The DJI Pocket 3 and the iPhone 15 Pro both sit in the pockets of serious content creators — but they solve very different problems. One is a surgical video tool with a mechanical gimbal. The other is a full smartphone with computational photography baked into every frame. Choosing between them depends entirely on how you create.
The Core Difference: Hardware Stabilisation vs Computational
The single biggest differentiator is stabilisation. The Pocket 3 uses a 3-axis motorised gimbal that physically moves the lens to compensate for motion. No software algorithm comes close to this for walking footage, panning shots, or dynamic movement. In our testing, walking at a fast pace produced footage that looked like it was shot on a dolly.

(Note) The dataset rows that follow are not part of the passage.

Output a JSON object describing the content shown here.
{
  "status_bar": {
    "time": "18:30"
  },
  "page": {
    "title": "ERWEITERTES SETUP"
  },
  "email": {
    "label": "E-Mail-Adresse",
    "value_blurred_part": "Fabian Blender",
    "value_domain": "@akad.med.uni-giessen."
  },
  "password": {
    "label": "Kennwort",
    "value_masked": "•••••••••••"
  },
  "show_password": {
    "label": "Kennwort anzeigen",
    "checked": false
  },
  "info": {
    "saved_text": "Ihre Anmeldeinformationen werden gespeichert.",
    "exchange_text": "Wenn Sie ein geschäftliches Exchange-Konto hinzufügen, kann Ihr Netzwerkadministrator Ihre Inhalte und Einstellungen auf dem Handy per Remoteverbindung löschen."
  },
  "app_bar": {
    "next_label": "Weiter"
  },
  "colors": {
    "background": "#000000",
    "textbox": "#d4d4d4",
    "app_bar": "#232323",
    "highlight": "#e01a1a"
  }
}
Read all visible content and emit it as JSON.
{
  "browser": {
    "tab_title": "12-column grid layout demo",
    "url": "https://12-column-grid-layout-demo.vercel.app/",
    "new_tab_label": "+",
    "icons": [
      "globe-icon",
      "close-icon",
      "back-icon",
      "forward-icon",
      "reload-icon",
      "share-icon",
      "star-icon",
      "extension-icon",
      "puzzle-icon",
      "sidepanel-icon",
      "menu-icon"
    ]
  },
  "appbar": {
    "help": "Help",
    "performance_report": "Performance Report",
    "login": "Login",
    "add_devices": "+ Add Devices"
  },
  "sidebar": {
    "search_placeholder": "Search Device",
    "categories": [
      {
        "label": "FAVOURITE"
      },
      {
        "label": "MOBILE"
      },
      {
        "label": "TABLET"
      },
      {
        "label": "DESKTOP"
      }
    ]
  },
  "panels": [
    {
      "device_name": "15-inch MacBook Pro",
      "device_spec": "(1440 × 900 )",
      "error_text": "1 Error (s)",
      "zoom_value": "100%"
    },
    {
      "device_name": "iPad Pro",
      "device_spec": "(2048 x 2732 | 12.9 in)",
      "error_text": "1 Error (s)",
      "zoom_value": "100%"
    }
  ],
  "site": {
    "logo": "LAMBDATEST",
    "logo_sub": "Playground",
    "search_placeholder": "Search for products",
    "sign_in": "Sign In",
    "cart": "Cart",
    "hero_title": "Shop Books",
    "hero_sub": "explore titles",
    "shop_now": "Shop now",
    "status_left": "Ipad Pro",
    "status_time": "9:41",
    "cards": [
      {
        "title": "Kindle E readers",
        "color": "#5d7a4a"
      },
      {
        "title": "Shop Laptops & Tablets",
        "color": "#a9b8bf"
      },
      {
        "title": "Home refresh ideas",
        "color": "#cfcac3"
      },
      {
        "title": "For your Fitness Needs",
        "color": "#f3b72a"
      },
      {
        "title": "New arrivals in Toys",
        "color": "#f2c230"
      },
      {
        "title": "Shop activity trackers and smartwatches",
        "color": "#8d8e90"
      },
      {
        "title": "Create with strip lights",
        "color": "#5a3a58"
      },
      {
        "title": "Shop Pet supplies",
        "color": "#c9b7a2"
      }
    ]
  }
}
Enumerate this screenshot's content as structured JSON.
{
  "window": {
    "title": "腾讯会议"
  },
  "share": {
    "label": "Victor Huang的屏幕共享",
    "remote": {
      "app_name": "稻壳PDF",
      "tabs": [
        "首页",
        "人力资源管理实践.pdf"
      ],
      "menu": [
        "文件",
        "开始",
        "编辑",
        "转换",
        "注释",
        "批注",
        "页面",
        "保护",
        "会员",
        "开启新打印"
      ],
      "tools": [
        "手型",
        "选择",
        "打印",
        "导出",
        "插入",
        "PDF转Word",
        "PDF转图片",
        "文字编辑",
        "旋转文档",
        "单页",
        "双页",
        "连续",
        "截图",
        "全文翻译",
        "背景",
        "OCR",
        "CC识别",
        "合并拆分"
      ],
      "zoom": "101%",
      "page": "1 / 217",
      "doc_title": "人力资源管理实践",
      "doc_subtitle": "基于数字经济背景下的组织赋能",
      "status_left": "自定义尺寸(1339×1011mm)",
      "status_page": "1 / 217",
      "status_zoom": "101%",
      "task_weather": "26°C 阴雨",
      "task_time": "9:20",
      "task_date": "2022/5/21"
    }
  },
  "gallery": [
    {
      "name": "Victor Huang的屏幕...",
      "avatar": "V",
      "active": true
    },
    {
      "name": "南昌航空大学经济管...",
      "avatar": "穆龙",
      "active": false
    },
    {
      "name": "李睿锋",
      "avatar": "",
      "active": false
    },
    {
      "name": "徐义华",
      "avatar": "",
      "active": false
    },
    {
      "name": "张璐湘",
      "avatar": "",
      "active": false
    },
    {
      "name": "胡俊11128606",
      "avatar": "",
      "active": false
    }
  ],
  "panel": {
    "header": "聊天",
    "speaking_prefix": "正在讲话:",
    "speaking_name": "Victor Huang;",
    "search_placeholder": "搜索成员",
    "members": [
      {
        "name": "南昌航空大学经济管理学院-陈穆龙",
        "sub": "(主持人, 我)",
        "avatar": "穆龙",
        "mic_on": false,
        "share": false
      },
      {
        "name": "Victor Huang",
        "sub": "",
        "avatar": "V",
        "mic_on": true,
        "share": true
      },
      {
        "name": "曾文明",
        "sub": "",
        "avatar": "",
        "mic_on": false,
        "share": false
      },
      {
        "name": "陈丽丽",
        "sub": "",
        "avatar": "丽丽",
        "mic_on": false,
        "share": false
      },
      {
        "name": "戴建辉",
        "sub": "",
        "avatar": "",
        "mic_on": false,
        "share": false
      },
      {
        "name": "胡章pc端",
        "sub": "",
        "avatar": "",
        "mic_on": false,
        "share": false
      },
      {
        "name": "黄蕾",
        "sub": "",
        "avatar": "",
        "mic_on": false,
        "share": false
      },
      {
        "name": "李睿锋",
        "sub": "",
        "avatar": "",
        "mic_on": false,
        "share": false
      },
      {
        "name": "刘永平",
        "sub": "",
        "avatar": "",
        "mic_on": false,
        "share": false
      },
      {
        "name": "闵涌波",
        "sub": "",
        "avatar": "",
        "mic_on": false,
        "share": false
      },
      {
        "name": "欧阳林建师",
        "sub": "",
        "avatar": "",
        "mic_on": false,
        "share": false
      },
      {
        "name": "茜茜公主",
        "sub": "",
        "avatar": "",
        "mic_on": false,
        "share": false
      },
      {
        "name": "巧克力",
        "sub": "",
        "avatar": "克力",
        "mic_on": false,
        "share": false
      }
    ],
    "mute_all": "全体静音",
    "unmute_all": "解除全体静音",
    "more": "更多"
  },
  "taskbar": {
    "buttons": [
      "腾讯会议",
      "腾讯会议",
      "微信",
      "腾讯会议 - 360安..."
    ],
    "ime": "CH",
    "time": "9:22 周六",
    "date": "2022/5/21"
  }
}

The iPhone 15 Pro relies on optical image stabilisation combined with Apple’s cinematic stabilisation mode, which crops into the sensor. It’s impressive for a phone — but handheld walking footage still shows micro-shake that the Pocket 3 simply doesn’t.
Verdict: Pocket 3 wins stabilisation outright.
Sensor and Image Quality
Both cameras use a 1/1.3-inch sensor, which puts them on equal footing for raw light-gathering. The difference is in how each processes that data.
The Pocket 3 shoots up to 4K 60fps in standard mode and 4K 60fps in D-Log M. The iPhone 15 Pro records up to 4K 60fps in ProRes Log — a professional-grade format with enormous dynamic range that rivals dedicated cinema cameras.
ProRes Log on the iPhone produces files that are genuinely spectacular in a controlled environment. The trade-off is file size: a minute of ProRes 4K Log can exceed 6GB. D-Log M on the Pocket 3 is more practical for day-to-day shooting — smaller files, good latitude for grading, and excellent results when paired with a LUT.
Verdict: iPhone 15 Pro ProRes Log has a slight edge in maximum dynamic range; Pocket 3 D-Log M is more practical for most creators.
| Feature | DJI Pocket 3 | iPhone 15 Pro |
|---|---|---|
| Sensor Size | 1/1.3-inch | 1/1.28-inch (main) |
| Max Video Resolution | 4K 60fps | 4K 60fps (ProRes) |
| Log Profile | D-Log M | Apple ProRes Log |
| Stabilisation | 3-axis mechanical gimbal | OIS + Cinematic mode |
| Low-Light Aperture | f/2.0 | f/1.78 (main) |
| Battery Life (video) | ~140 min | ~varies by use |
| Weight | 179g (with handle) | 187g |
| Storage | microSD up to 2TB | Internal (up to 1TB) |
| Waterproofing | None (water-resistant shell) | IP68 splash resistant |
| Price (approx.) | $499 Creator Combo | $999+ |
Low-Light Performance
Aperture matters here. The iPhone 15 Pro’s main camera opens to f/1.78, letting in noticeably more light than the Pocket 3’s f/2.0. Combined with Apple’s multi-frame noise reduction, the iPhone handles extremely dark scenes better.
That said, the Pocket 3’s gimbal helps in a key way: you can shoot at a slower shutter speed without blur. Dropping to 1/50 or even 1/25 in dim environments is viable when your camera is mechanically stabilised. In our tests, this largely closed the low-light gap in real-world shooting conditions — bars, dim restaurants, evening outdoor scenes.
Verdict: iPhone 15 Pro wins in extreme low light; Pocket 3 is competitive in practical dim conditions.
Portability and Form Factor
The Pocket 3 folds into a compact unit that fits easily in a jacket pocket. With the detachable handle extended, it’s a capable one-handed rig. It doesn’t do anything other than shoot video and photos.
The iPhone 15 Pro does everything — maps, messages, phone calls, editing — plus three cameras (main, ultrawide, 3x telephoto). For travel minimalists who want one device, the iPhone wins purely on versatility.
Verdict: iPhone wins on versatility; Pocket 3 wins as a dedicated video tool.
Who Should Buy Each?
Buy the DJI Pocket 3 if:
- Smooth, gimbal-stabilised video is your priority
- You shoot walking tours, vlogs, or travel b-roll
- You want a dedicated camera that fits in your pocket
- You’re building a library of graded, cinematic clips
Stick with iPhone 15 Pro if:
- You want one device for everything
- You need ProRes Log for maximum post-production flexibility
- Most of your shooting is static or lightly handheld
- You prioritise stills as much as video
Final Verdict
These two devices aren’t really competitors — they’re complementary tools. Many creators use both: the iPhone for quick clips, snapshots, and social, the Pocket 3 for dedicated video sessions where stabilisation and colour grading matter. If you can only pick one and video quality is paramount, the Pocket 3’s mechanical gimbal is an advantage no computational trick can fully replicate yet.